It’s “Cupid’s Day,” and Samantha (Zoey Deutch) is a popular small town teenager who goes to school with her trio of mean girl friends, led by queen bee Lindsay (Halston Sage).  Roses are handed out in class, and the quartet of besties go to a party that night, only to have their car flip over on the way home after an unfortunate series of events causes them to leave.

The next morning, Samantha wakes up in bed, and the whole thing starts all over again, dooming her to keep repeating the same day until she gets it right.  Maybe Samantha just needs to make amends with outsider Juliet (Elena Kampouris) who her friends relentlessly bully, and finally acknowledge the affections of her sweet childhood friend Kent (Logan Miller) who harbours a not so secret crush on her, in order to actually break the cycle.

In addition to the obvious and clearly unavoidable Groundhog Day comparisons, the film also takes its inspirations from Mean Girls, Donnie Darko and Carrie at any given moment, with a look and tone that sometimes calls to mind the best parts of the first Twilight.  But Before I Fall is much more than just the sum of these comparisons.  Director Ry Russo-Young injects a moody emo feel into the material, right down to an edgy soundtrack of indie rock songs, that ultimately makes Before I Fall more interesting than a lot of other teen fare.  Major props also go to horror movie cinematographer Michael Fimognari who gives the whole thing a compellingly dark and foreboding feel.

The film also functions as a standout showcase for Zoey Deutch, leaving no doubt of her capabilities as a leading star after memorable supporting work in Richard Linklater’s Everybody Wants Some!! just last year.  The young actor handles Samantha’s character arc brilliantly, showing impressive range between playing the passive mean girl at the beginning, to a stone cold seductress in the “no longer give a damn” part of the time loop, before finally showing compassion and empathy in the redemptive finale.  It’s a bravura showcase for her highly expressive dramatic talents.

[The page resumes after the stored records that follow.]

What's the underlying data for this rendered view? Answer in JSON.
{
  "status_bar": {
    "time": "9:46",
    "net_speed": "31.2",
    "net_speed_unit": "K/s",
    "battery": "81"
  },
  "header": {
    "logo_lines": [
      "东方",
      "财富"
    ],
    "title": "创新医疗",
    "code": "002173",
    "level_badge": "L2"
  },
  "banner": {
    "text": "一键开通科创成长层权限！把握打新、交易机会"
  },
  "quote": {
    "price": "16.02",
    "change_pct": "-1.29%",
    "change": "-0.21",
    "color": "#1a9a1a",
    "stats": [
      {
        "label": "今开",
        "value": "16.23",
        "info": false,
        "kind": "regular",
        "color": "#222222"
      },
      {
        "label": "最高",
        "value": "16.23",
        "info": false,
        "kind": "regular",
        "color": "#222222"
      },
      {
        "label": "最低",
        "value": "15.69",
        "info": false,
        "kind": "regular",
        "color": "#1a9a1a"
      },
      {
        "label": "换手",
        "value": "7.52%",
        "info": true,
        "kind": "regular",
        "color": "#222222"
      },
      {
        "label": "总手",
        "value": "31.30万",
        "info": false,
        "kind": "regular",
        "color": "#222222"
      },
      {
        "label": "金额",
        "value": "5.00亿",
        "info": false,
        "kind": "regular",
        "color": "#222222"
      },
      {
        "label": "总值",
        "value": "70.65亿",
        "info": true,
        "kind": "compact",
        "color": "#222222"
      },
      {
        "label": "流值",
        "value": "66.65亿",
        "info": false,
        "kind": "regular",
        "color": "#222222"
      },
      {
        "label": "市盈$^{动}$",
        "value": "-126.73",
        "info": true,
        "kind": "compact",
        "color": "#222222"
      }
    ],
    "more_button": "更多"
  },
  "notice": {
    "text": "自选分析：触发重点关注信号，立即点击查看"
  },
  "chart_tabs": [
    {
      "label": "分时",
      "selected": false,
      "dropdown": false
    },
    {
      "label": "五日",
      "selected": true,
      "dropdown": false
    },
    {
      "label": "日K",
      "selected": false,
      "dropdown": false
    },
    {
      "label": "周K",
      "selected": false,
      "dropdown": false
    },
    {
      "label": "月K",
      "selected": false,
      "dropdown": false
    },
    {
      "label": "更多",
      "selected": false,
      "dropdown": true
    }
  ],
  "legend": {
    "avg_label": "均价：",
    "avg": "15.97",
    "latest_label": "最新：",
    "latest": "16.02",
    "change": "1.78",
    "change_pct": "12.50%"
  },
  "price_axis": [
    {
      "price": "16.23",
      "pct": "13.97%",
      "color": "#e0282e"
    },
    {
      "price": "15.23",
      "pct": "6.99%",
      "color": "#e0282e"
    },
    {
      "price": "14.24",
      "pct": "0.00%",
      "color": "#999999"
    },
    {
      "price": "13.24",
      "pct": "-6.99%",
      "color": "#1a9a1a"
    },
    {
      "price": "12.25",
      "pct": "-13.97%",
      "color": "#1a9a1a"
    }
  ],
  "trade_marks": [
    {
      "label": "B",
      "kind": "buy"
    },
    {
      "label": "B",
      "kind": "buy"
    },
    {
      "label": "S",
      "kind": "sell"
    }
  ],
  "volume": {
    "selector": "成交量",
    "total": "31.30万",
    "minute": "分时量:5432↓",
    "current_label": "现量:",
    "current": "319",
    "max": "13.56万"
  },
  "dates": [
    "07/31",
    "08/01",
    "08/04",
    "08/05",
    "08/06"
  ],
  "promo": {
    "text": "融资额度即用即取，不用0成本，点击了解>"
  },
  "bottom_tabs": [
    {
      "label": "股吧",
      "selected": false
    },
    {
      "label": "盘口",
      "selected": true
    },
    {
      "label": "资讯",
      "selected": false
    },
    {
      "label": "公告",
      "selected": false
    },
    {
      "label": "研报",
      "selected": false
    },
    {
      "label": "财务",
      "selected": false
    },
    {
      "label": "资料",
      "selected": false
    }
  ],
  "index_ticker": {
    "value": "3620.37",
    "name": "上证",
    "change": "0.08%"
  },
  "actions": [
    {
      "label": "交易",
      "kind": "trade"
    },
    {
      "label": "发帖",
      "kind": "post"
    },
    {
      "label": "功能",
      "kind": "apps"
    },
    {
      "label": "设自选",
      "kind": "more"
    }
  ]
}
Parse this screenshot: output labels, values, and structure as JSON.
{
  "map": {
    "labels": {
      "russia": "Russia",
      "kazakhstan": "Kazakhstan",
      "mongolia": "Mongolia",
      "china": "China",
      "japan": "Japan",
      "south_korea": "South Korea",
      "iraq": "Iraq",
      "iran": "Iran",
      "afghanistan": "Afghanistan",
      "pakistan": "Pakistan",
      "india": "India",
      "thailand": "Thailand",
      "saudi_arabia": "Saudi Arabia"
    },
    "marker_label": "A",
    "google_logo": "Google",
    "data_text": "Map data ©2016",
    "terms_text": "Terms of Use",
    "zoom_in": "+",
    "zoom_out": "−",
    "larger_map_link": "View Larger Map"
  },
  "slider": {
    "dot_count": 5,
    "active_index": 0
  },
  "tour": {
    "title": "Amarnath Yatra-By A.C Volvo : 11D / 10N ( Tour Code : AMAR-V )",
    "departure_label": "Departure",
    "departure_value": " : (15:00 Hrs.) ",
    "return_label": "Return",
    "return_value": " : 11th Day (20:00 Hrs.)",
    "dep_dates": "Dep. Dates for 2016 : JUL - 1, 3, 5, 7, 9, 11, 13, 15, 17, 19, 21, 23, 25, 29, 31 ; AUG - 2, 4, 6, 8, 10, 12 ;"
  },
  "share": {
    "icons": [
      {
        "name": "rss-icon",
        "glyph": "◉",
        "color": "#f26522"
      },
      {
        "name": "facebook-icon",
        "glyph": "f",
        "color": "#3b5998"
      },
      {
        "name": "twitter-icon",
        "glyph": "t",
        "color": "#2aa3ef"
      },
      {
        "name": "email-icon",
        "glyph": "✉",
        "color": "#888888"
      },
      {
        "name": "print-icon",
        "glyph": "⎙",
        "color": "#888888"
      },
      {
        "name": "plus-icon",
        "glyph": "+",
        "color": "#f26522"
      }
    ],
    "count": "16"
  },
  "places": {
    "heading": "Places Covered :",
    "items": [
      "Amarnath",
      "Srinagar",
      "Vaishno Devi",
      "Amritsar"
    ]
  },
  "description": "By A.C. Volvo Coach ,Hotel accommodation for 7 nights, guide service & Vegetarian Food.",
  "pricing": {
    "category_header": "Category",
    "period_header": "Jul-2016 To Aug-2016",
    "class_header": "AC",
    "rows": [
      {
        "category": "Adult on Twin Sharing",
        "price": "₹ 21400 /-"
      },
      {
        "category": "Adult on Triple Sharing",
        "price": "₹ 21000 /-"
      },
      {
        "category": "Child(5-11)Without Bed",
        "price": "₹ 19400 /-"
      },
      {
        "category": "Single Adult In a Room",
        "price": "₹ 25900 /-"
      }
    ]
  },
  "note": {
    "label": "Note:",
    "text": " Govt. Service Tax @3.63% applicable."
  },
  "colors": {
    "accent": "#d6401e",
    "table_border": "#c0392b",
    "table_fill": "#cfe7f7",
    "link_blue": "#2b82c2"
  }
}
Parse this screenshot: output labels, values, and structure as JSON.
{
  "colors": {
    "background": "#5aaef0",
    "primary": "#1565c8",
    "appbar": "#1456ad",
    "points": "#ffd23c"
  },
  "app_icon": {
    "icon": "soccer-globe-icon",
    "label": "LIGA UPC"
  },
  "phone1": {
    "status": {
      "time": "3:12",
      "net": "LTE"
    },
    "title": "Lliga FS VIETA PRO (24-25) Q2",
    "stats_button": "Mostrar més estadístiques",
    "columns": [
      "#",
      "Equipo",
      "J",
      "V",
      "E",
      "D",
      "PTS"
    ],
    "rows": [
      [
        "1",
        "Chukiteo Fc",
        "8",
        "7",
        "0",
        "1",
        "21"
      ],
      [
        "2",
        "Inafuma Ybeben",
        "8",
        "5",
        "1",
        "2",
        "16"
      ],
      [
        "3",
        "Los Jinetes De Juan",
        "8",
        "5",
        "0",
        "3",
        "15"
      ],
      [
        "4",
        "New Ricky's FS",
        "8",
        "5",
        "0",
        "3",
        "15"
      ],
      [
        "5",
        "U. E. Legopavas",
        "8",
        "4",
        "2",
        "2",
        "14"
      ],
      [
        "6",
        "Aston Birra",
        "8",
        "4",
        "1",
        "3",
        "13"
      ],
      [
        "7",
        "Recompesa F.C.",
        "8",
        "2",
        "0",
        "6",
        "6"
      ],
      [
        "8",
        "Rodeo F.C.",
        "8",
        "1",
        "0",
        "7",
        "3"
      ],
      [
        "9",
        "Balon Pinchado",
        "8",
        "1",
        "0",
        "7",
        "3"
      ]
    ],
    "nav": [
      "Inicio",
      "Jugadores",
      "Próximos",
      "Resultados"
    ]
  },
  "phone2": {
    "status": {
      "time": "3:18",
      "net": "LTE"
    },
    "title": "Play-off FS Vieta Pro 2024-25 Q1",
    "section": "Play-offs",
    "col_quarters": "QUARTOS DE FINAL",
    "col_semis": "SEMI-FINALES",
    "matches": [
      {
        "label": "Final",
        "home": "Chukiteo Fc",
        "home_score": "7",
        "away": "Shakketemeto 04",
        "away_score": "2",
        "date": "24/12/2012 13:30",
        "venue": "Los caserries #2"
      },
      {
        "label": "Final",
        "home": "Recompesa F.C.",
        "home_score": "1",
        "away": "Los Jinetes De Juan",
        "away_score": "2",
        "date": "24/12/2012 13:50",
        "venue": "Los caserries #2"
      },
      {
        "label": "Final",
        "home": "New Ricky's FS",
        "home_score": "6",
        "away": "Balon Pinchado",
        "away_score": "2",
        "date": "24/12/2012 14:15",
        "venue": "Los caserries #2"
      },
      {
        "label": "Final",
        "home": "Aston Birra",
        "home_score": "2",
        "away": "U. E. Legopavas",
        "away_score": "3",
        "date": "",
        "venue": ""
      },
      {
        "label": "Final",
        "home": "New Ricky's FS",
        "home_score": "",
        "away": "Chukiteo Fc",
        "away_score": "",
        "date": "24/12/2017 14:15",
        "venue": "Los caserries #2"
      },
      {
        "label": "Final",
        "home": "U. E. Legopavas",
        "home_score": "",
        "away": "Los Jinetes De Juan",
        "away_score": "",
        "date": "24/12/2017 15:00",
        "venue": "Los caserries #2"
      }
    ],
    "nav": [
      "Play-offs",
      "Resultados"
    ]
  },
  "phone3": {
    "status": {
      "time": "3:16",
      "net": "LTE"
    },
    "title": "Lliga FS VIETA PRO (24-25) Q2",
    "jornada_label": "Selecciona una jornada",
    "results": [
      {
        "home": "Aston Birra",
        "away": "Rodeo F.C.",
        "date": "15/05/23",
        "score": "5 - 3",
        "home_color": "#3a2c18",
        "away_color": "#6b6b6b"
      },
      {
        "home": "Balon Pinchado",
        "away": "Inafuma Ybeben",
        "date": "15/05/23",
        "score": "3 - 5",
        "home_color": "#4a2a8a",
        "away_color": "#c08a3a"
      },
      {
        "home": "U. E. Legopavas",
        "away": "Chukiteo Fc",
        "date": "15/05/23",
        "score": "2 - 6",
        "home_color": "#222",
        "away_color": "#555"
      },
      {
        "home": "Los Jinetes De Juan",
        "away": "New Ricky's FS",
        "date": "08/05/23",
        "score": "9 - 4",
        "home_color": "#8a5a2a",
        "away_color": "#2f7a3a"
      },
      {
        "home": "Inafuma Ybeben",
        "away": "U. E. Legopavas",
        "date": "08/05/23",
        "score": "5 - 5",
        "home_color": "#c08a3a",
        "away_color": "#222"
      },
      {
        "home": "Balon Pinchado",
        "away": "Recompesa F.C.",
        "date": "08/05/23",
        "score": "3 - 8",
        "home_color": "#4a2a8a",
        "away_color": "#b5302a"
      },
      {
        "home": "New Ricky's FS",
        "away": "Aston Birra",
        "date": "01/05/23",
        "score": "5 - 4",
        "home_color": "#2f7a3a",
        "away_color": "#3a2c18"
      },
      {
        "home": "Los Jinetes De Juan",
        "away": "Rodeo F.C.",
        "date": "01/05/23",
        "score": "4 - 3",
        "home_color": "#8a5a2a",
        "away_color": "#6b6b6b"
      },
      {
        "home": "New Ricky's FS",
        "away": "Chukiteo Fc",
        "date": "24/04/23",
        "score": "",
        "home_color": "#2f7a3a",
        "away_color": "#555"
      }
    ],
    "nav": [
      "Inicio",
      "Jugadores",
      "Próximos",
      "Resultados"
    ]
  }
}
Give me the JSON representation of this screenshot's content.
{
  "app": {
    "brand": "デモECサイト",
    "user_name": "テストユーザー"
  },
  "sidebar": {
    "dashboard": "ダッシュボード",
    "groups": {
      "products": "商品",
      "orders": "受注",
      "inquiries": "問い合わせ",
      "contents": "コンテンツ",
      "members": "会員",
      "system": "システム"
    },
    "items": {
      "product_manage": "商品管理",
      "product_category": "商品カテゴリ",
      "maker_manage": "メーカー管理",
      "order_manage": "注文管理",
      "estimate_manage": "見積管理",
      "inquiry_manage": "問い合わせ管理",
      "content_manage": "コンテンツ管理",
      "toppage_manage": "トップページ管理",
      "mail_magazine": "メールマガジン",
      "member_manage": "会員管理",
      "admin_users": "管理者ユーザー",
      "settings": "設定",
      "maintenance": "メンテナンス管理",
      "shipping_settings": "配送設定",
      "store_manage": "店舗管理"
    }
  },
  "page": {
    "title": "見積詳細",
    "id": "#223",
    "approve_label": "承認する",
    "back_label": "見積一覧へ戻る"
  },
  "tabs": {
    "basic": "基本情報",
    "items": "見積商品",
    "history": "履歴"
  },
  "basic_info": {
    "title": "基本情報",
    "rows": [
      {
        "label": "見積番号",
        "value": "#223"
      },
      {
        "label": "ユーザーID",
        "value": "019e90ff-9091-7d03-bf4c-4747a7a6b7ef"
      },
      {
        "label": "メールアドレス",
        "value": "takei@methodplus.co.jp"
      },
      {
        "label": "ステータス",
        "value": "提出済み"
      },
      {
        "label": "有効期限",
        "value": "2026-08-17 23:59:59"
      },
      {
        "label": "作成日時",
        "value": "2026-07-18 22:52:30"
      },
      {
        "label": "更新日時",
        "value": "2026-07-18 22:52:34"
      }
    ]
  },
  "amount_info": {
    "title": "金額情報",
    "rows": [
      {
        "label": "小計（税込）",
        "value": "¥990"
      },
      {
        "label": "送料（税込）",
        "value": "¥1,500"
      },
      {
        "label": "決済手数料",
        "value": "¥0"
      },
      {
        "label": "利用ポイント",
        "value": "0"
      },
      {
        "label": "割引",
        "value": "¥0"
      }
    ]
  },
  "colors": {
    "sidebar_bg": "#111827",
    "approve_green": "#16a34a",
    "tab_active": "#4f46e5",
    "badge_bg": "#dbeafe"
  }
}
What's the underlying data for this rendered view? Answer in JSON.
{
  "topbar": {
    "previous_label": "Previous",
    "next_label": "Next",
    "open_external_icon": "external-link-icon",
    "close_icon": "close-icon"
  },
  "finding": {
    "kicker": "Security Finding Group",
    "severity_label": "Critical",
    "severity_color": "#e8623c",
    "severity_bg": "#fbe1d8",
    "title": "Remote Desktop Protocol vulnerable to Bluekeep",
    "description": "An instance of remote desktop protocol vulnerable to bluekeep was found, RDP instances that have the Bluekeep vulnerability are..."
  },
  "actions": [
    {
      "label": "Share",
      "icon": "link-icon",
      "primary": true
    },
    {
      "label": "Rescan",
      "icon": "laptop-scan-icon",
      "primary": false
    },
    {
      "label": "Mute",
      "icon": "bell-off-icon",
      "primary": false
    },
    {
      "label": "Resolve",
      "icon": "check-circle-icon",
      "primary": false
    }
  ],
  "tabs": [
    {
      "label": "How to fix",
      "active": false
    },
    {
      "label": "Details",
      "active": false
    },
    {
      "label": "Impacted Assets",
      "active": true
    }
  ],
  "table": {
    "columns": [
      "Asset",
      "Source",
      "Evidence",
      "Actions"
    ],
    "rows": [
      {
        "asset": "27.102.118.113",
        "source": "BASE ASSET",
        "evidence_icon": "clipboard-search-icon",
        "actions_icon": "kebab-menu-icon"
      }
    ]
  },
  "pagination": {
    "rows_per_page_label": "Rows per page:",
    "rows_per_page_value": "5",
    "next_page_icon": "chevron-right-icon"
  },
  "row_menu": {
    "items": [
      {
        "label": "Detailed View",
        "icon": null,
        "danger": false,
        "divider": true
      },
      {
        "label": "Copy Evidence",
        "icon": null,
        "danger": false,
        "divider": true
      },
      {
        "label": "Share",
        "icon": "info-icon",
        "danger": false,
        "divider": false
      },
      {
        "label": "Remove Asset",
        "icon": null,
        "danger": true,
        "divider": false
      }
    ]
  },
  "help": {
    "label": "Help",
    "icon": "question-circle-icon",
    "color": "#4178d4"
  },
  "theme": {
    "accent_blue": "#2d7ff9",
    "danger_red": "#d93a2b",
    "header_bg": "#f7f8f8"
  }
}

As the day keeps repeating itself, with Samantha making different choices and small changes in attempts to break the cycle, Before I Fall becomes surprisingly thought provoking and also moving.  The film uses its time loop premise to explore the importance of embracing the time you’ve got and treating others with kindness, because we never know how the lives of others are intrinsically linked to ours through fate, and that’s a moral we can all benefit from, even if we aren’t high schoolers in need of redemption.